Wingfield chose December to make the trip so he could attend the Havana Jazz Festival hosted by Grammy winner Chucho Valdés. As part of the festival, Wingfield caught an Afro-Cuban Jazz show at the American Ambassador’s house, learned to dance a little salsa, and sat in on a rumba performance at a Cuban school.
“I was in the audience and they had this hip-hop rhythm going and some of the percussionists weren’t familiar with the rhythm,” he says. “So I was invited onstage and it was cool . . . It was jumping.”
In order to get to Havana, Wingfield flew out of Montreal to avoid the red-tape involved in securing a Cuban visa. The US currently has a trade embargo against Cuba and discourages citizens from visiting the country.
Wingfield was struck by the economic contrasts apparent in Havana “caused in part by the embargo.”
“You can be walking through Havana and see fantastic rehabilitated buildings next to hovels where squatters live,” he says.
He found the Cuban people “intense, friendly, and curious to know what is happening beyond their borders,” and did not feel the Cubans held animosity towards him because he was a “Norteamericano.”
Wingfield was almost able to put Fidel Castro in his movie.

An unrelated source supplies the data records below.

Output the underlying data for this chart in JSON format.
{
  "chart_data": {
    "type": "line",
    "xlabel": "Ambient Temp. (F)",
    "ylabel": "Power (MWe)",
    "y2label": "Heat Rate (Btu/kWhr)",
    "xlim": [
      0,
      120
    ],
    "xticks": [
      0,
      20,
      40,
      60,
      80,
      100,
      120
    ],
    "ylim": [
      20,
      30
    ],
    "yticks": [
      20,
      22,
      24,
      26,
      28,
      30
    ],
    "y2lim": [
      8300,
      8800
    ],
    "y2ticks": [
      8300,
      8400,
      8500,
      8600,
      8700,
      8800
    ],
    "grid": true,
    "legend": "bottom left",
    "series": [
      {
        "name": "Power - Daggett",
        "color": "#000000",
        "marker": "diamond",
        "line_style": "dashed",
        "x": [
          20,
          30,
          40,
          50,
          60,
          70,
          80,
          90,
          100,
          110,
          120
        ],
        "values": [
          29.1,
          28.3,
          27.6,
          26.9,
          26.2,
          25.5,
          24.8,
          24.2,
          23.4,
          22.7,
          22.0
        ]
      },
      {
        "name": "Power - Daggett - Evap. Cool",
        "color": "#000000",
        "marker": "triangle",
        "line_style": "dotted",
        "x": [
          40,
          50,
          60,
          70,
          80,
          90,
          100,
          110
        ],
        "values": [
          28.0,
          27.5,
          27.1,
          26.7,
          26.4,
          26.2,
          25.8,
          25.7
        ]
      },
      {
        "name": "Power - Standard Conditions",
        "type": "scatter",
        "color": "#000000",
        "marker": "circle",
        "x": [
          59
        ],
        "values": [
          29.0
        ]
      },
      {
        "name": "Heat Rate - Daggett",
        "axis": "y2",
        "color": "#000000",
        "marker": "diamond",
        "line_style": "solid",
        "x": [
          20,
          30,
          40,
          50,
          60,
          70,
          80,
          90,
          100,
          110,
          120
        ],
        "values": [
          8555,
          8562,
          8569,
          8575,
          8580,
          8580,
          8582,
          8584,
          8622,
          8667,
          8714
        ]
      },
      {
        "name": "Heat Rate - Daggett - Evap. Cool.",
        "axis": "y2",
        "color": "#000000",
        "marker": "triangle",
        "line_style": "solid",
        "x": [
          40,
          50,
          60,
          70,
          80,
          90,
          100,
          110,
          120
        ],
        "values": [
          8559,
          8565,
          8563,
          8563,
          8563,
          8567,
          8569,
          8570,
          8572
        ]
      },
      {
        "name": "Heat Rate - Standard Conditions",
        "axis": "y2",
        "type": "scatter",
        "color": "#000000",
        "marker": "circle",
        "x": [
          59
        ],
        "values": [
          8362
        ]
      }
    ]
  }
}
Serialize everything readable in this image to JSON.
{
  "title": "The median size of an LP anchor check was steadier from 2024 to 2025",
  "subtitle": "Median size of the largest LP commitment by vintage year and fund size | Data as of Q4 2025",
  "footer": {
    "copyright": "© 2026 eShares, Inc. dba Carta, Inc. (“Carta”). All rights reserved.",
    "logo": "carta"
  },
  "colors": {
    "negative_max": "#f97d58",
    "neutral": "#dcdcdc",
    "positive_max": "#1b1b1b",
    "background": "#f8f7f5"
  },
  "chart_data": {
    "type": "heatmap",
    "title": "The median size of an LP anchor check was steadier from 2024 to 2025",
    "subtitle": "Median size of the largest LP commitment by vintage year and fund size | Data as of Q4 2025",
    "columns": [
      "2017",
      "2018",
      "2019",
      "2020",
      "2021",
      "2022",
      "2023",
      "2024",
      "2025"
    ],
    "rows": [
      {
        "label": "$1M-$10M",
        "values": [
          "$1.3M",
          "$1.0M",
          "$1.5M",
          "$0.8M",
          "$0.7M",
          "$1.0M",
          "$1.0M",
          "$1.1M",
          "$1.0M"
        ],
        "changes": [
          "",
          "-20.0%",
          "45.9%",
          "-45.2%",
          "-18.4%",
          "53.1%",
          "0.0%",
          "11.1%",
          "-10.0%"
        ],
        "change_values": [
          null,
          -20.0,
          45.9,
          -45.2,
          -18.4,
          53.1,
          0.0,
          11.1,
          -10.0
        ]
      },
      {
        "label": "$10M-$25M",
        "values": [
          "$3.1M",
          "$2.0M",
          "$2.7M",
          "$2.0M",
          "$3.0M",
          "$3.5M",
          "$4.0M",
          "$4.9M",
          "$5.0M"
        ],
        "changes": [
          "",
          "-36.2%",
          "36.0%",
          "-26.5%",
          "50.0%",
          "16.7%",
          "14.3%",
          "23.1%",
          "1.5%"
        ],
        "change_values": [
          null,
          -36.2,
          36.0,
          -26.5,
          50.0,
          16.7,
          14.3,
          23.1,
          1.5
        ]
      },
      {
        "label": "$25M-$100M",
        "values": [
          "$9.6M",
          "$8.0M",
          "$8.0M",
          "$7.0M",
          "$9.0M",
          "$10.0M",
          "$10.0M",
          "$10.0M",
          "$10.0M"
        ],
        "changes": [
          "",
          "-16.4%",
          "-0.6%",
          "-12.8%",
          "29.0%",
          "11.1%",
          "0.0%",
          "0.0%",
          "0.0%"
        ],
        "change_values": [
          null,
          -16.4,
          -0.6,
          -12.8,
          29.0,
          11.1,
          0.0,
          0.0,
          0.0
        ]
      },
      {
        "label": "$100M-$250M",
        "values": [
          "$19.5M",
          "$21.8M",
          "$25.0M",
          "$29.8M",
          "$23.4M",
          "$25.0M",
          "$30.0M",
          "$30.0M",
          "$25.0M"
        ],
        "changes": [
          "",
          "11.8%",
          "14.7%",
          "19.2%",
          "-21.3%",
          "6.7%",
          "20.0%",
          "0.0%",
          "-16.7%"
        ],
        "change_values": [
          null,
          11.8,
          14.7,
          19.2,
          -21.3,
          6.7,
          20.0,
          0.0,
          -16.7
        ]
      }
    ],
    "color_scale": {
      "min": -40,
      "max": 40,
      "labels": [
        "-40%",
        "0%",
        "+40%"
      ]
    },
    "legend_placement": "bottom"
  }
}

“One night we were driving down the Malacon, a road that hugs the seashore, and there is a stone wall with waves crashing against it on tempestuous days,” says Wingfield. “I was filming the waves crashing, and just then a motorcade passes us. There were two motorcycle cops and two Mercedes Benzes, and so I knew it was Castro. I told the driver to speed up so I could film him. Instead the driver started slowing down. He said if you point that thing at him, the response will be very negative. I knew what that meant.”